- Kafr Shoush Location in Syria
- Coordinates: 36°38′03″N 37°10′01″E﻿ / ﻿36.6342°N 37.1669°E
- Country: Syria
- Governorate: Aleppo
- District: Azaz
- Subdistrict: Sawran
- Elevation: 500 m (1,600 ft)

Population (2004)
- • Total: 95
- Time zone: UTC+2 (EET)
- • Summer (DST): UTC+3 (EEST)
- Geocode: C1673

= Kafr Shoush =

Kafr Shoush (كفرشوش; Kefer Şuş or Kefer Çüş) is a village in northern Aleppo Governorate, northwestern Syria.

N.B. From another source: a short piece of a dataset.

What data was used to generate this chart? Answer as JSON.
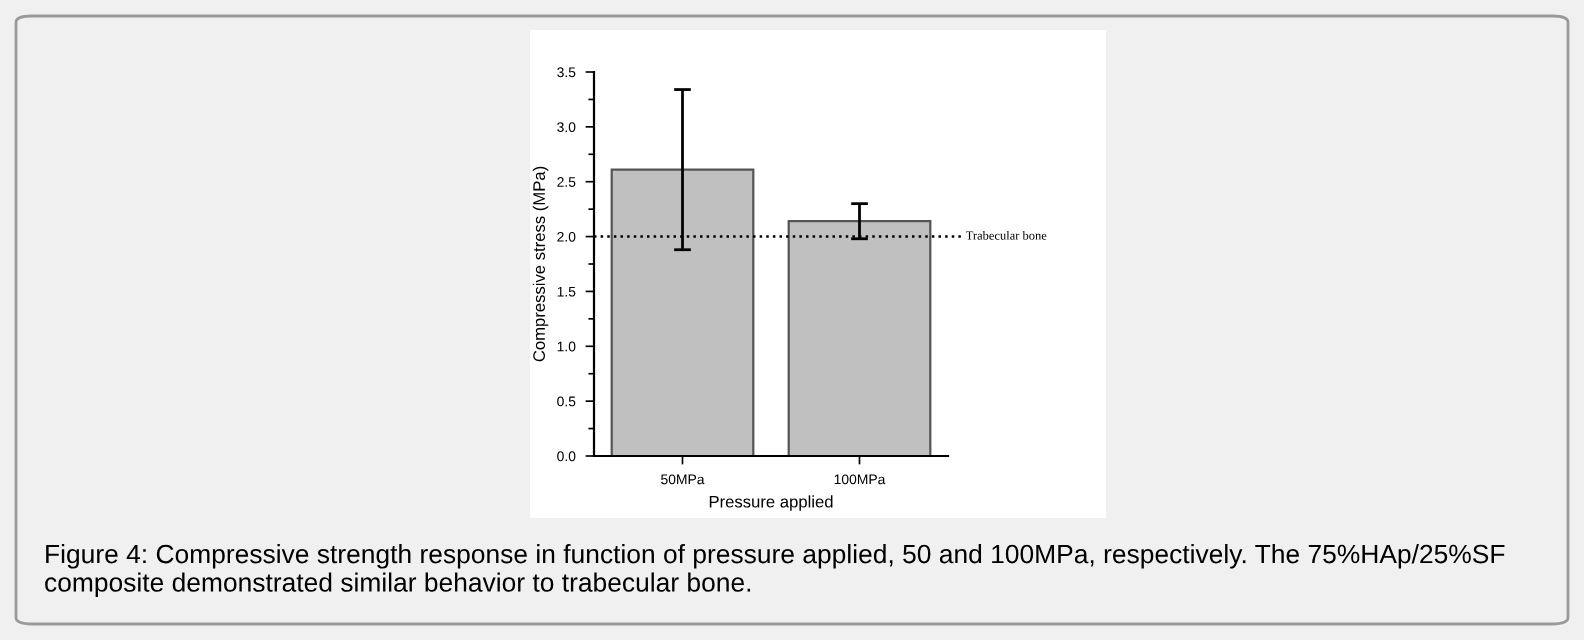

It is located between Azaz and Al-Rai on the Queiq Plain, some 45 km north of the city of Aleppo, and 2 km south of the border with the Turkish province of Kilis.

The village administratively belongs to Nahiya Sawran in Azaz District. Nearby localities include Kafr Ghan 2 km to the east and Kafr Burayshah 2 km to the west. In the 2004 census, Kafr Shoush had a population of 95. The village is inhabited by Turkmen. Traveler Martin Hartmann noted the village as a Turkish village of 10 houses in late 19th century.